T Nation

Most Effective Endurance Supps


I'm an older athlete who's a fairly high ranked tennis player. When tour. matches go 3 sets, I'm somewhat gassed. I take beta-alanine, citrulline and CoQ10 about an hr prior; is there anything else I could stack to be more effective? Also intrigued about neuro help. Realize that's another thread but thinking that a tyrosine type of supp might help as well. Thx.


caffeine (200mg) i take it before cardio


1,3 D i believe is meant for muscular strength but it seems to improve my endurance a lot... tennis is short burst after short burst any way, right?

it may help but if you're playing competitively, it could be banned - idk guessing really


If you want endurance and neuro help, consider choline supplementation.

It is definitely a great neurological aid, and I have seen one study where it seemed to increase endurance performance (no clue how). It was only one study though, but choline is cheap as hell and healthy to boot.

I have heard many anecdotes of hand-eye coordination increasing drastically with choline supplementation as well, so it may very well be worth it for tennis.


THX guys, very much. Choline&caffeine-good. I assume that's Jack 3D. I'll try; heard it was very helpful but yes, the geranium stem is likely really a 'club drug' in Australia. Anyway maybe thats bunk..but THX for the help!


Caffeine? Choline? C'mon guys!

EPO and blood doping are, like, the AAS of endurance sports!

In all seriousness, what does your peri-match nutrition look like? Are you able to ingest sugary substances without stomach irritation? Although I never used these myself when I was distance running, there are various Guus that marathoners will use for the races.

Here's one thing worth mentioning though: Guus tend to be used by slower marathoners. Don't know whether that's just one of those correlations like "bros" doing curls in the squat rack, but fast runners tend to only do something like drink a cup of coffee beforehand. So, I would first look at your overall conditioning profile and see whether you can improve that. If not, then look into the Guus or some such substance.

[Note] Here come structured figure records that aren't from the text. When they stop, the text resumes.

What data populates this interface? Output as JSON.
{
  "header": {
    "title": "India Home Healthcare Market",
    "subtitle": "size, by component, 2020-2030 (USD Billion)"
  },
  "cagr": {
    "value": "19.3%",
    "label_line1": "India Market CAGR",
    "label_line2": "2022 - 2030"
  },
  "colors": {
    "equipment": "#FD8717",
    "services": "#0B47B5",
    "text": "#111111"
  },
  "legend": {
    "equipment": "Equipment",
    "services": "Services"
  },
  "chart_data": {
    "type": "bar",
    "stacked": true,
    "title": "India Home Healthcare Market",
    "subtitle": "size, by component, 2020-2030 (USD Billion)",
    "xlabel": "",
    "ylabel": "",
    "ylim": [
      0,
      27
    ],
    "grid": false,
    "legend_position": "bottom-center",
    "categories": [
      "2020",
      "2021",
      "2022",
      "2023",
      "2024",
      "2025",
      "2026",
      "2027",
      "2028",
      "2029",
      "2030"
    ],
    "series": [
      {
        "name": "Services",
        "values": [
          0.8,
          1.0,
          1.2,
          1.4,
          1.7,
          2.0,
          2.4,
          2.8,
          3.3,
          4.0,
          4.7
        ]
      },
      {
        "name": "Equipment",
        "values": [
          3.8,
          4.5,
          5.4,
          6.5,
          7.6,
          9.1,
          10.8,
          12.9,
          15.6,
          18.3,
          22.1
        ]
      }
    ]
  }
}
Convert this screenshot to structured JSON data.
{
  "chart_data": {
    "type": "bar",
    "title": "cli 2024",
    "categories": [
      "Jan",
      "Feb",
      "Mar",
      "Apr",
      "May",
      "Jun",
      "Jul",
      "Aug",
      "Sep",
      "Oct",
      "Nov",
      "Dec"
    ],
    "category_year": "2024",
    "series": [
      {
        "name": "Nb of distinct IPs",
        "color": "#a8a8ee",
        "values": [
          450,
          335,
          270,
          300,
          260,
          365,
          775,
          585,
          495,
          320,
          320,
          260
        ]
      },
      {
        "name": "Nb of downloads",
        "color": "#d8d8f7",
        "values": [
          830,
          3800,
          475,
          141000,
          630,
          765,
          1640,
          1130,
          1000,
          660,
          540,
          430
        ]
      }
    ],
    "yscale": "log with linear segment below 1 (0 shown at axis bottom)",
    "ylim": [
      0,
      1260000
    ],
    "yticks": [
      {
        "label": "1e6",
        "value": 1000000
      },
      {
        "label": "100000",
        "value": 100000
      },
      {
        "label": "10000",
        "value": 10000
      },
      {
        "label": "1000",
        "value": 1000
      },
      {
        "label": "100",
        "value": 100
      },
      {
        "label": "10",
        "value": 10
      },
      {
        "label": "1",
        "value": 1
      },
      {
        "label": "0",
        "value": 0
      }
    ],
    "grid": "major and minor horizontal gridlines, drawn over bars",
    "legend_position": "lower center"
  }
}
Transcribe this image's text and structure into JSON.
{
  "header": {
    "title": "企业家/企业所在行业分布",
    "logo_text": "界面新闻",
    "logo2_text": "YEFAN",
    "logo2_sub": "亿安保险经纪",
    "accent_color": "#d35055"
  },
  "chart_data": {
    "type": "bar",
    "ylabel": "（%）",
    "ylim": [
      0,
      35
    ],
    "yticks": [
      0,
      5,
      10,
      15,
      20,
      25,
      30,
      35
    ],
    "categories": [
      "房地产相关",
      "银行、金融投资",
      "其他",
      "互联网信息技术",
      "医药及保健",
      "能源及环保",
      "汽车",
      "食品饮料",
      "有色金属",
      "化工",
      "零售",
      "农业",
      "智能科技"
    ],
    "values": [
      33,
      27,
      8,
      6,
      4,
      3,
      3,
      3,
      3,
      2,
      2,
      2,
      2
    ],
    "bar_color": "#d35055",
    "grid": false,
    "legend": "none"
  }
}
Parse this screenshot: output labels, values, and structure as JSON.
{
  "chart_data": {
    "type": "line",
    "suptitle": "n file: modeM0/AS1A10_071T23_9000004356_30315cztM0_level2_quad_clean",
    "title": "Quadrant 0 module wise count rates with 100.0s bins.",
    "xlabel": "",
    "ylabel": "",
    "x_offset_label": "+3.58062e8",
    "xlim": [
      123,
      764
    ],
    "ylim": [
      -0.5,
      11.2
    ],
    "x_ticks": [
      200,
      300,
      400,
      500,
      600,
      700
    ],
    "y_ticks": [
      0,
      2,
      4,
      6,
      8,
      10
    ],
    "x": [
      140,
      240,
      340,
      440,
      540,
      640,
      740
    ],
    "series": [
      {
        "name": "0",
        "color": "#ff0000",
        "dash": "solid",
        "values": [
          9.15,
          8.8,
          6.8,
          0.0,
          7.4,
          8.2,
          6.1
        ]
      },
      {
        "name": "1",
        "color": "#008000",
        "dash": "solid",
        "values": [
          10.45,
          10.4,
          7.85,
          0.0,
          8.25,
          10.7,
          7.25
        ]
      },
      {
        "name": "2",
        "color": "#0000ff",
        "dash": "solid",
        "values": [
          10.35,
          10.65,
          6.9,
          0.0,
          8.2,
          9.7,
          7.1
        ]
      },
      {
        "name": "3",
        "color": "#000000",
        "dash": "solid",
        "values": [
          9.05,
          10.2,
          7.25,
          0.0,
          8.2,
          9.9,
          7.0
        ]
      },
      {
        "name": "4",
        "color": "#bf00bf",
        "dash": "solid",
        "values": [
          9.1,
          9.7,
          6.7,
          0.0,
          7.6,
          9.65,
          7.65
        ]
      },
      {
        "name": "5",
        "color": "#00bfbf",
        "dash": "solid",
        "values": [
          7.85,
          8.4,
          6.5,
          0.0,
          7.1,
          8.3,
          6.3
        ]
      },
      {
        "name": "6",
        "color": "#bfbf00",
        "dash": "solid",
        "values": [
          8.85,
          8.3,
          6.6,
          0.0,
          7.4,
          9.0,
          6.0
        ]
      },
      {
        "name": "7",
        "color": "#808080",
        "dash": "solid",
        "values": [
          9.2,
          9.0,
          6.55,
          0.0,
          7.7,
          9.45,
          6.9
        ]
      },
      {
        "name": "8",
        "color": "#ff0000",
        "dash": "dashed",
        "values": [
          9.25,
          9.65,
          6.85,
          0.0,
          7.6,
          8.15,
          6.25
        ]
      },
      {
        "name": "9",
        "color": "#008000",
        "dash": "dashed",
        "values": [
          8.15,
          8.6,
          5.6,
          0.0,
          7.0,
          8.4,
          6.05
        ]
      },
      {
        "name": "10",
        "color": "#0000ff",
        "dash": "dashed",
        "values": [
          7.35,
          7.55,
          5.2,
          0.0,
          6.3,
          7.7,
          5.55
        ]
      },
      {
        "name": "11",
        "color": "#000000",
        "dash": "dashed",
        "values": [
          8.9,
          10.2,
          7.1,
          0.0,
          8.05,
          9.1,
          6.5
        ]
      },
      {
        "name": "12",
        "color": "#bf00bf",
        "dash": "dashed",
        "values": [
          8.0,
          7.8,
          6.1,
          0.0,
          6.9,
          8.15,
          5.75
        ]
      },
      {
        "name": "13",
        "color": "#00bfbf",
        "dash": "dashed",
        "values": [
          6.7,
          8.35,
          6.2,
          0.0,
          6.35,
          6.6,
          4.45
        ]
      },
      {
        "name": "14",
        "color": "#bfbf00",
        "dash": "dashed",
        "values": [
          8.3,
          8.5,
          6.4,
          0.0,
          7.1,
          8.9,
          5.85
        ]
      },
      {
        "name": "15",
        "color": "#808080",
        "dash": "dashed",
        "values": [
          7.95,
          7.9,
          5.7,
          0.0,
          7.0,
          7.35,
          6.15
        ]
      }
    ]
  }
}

3 Comm - true! Like the weights and Protein; sure protein is important but the stimulus is the most critical factor. I think more interval aerobics for me...


He's a tennis player, not an endurance marathoner...


Right, but his problem is the same that a marathoner has. The body has about 2k calories or so of glycogen available for use--when it runs out of that, then it "hits the wall" (as the term is in marathoning--this typically happens to untrained people at the 20 mile mark or so--trained people who hit it usually started out too fast and "blow up"). It usually happens at different points for different people depending on how efficiently their bodies utilize their glycogen stores and, sometimes, if their bodies have increased their glycogen stores or utilize fat stores for energy. Once they hit the wall, things get ugly.

Depending on how intensely this guy is playing and how long his matches are taking, he could be running his glycogen stores lower than needed for his body to feel itself to be capable of exerting maximum effort. That's why I recommended the energy gel while in the meantime he might try to improve his conditioning.

People tend to think of marathon-type endurance athletes like they're either aliens or like they're doing something equivalent to light jogging for 26 miles. To run a reasonably respectable one, you're running at sub-7 minutes per mile the whole time. That takes muscle glycogen.


FINiBARs are awesome for energy over 1 hr. Also ive used ashwaghanda successfully to boost endurance
But I think you're mostly talking conditioning. Timed 400 meters are awesome for endurance. When I wrestled those seemed to work best for me. I used to do 4 - 6 all under a minute


that is seriously impressive


If I might ask, what kind of rest periods between?


Thanks. The point of my post wasn't to try and impress anyone with my times, rather it was that timed 400s are an excellent way to improve endurance. I aimed for 9 minute rest periods, plus 60 seconds equaled 10 minutes. I just left the stop watch ticking away the whole time. I usually took just over an hour for the whole workout, maybe plus 10 minutes for stretching.


this is what I was thinking too. Maybe the OP just needs to get in better cardiovascular shape and not worry about a supp???




off topic but you bigger/leaner every.fucking.avatar


Don't be fooled. He's just using a wider angle lens with each shot. Sneaky bastard.